Comecemos por situar Portugal como um dos países da União Europeia com maior prevalência de problemas de saúde mental. Há algo mais a fazer em prol da saúde psicológica e bem-estar dos portugueses, para que possam lidar eficazmente com os desafios e stressores diários. Mas centremo-nos, por agora, nos dados que a ciência nos tem demonstrado sobre a associação entre saúde psicológica e saúde física.
A literatura científica demonstra que tanto as condições físicas como psicológicas podem ser fatores de risco para o desenvolvimento de diferentes doenças. Por exemplo, sabe-se que ter uma doença ou um problema de saúde física aumenta significativamente o risco de desenvolver problemas de saúde psicológica, sendo as perturbações depressivas e a ansiedade as mais frequentes. Ou que as pessoas com doenças crónicas, comparativamente à população geral, têm risco acrescido de problemas psicológicos. Mas, acontece também o inverso – a doença mental como fator precipitante para o surgimento ou agravamento das condições crónicas de saúde, como a doença coronária. As pessoas que vivem com depressão têm maior probabilidade de desenvolver uma doença coronária, risco esse incrementado naquelas que vivem com elevados níveis de stress ou com uma perturbação de ansiedade (Ex: fobia, ansiedade generalizada, perturbação de pânico). Há evidências de que fatores psicológicos relacionados com a depressão, o stress e a insatisfação com a vida podem aumentar o risco de AVC em 39%; em contexto laboral, o número de horas de trabalho e grau de exigências pode aumentar em 25% o risco de ataque cardíaco. A relação entre saúde mental e a doença coronária pode estar relacionada com vários fatores, como os genéticos: os genes que predispõem a um problema de saúde mental também podem interferir nas condições de saúde física, o que reforça as sucessivas evidências de que os problemas mentais podem surgir com sintomas físicos e que “o corpo e a mente não podem ser dissociados”.
Quantas vezes as queixas depressivas são acompanhadas de dor de cabeça, fadiga e problemas digestivos? Ou a ansiedade é acompanhada de dor de estômago?

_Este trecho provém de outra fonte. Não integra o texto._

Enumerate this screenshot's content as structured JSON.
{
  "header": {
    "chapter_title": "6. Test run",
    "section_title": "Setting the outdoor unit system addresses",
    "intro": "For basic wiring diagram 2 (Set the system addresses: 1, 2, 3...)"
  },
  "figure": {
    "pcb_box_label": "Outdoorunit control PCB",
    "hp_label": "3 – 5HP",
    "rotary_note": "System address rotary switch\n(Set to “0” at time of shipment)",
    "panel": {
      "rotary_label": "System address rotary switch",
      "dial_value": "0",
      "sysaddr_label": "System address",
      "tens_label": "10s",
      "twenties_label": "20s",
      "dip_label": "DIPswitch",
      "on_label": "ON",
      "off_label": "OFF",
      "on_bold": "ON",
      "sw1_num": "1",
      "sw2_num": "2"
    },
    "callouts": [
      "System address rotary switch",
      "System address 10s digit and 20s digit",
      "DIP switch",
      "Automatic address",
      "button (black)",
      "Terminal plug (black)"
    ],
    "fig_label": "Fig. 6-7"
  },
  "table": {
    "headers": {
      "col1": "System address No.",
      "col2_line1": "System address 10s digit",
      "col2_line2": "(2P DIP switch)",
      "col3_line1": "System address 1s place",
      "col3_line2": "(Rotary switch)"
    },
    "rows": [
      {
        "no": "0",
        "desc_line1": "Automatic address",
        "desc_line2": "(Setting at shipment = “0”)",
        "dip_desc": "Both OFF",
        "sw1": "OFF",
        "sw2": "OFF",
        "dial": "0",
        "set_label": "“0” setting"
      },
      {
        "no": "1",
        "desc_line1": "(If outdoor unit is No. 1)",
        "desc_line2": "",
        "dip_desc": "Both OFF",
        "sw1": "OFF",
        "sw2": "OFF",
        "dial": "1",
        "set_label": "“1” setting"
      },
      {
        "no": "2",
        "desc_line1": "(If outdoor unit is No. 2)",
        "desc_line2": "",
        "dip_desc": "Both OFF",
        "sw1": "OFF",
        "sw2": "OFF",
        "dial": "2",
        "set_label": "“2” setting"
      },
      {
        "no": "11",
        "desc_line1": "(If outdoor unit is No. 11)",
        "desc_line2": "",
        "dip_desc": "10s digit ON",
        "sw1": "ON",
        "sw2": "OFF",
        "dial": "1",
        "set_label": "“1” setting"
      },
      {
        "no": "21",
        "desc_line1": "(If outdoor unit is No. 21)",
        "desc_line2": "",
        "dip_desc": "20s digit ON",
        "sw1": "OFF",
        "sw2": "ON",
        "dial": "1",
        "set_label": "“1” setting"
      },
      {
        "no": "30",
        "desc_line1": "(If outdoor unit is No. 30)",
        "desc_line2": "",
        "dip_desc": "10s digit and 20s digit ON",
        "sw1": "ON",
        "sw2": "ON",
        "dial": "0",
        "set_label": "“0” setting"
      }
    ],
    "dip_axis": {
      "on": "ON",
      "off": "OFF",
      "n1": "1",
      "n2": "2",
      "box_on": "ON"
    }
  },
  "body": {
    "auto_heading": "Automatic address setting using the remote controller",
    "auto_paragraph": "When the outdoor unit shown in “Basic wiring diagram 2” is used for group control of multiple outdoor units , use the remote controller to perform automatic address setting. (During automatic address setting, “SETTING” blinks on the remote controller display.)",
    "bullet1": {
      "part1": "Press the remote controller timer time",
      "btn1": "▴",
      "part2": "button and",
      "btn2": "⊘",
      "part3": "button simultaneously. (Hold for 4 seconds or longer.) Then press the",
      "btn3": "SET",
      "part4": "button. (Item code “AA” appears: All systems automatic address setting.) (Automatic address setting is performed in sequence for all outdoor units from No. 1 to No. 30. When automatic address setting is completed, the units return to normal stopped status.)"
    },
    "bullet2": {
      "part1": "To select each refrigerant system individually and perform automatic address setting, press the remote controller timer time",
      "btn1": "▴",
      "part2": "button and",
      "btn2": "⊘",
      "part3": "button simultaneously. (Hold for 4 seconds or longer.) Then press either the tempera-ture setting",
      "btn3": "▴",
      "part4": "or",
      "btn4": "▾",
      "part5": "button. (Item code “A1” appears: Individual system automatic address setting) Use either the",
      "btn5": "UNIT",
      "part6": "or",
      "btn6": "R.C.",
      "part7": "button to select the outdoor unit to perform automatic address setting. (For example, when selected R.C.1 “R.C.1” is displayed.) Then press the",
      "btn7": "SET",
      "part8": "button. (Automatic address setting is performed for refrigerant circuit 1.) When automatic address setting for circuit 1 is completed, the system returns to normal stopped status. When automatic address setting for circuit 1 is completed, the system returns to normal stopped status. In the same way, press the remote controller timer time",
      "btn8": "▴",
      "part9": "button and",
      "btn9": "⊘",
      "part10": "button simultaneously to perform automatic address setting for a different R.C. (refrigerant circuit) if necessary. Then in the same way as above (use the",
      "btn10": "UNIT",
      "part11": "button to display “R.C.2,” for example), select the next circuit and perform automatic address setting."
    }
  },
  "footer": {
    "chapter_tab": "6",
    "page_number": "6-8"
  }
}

Os experientes investigadores irlandeses John Cryan e Ted Dinan descobriram que as bactérias intestinais desempenham um papel fundamental na regulação do sistema nervoso central. Através de uma complexa conexão em rede, intestino e cérebro comunicam de forma complexa (eixo intestino-cérebro), bastando acusar stress para notar desequilíbrios intestinais ou ter um grande desgosto amoroso para sentir fortes dores de estômago. O stress é um fator que afeta todo o organismo e aparece fortemente associado à irritabilidade do cólon, uma estrutura muito importante do intestino. Este órgão está povoado por milhões de neurónios, sendo já popularmente conhecido como o “segundo cérebro”. O número de estudos nesta área tem aumentado de forma exponencial nos últimos anos.
Salienta-se, ainda, a relação entre as experiências adversas na infância (como a negligência, violência doméstica, abuso, etc.), os efeitos psicológicos daí recorrentes e a maior probabilidade de se desenvolverem problemas de saúde física, como doenças cardíacas, respiratórias e cancro.
A relação entre a Saúde Mental e o desenvolvimento de doença física é complexa, existindo a influência de diferentes fatores. Ter um problema de saúde mental não significa, necessariamente, que venha a desenvolver um problema de saúde física! Há ações que pode, ativamente, escolher fazer, que reduzem significativamente o risco de problemas saúde, como adotar determinados comportamentos promotores da saúde, que estão diretamente relacionados com a prevenção de certas doenças, por exemplo, cardiovasculares, musculoesqueléticas ou oncológicas: manter um estilo de vida ativo, seguindo uma rotina de exercício ou atividade física adaptada às suas preferências; respeitar as horas de descanso e sono; manter uma dieta equilibrada. Estes são alguns dos comportamentos que podem depender de si e das suas escolhas e cujo impacto positivo na saúde psicológica está documentado.
Aproveite para refletir até que ponto está a promover a sua saúde psicológica e física e centre-se no que depende de si para melhorar a sua saúde e bem-estar. Afinal, ter Saúde Mental, segundo a Organização Mundial da Saúde, não é só a ausência de doença, mas também poder usar as suas competências e recursos para tomar decisões e responder aos desafios da vida.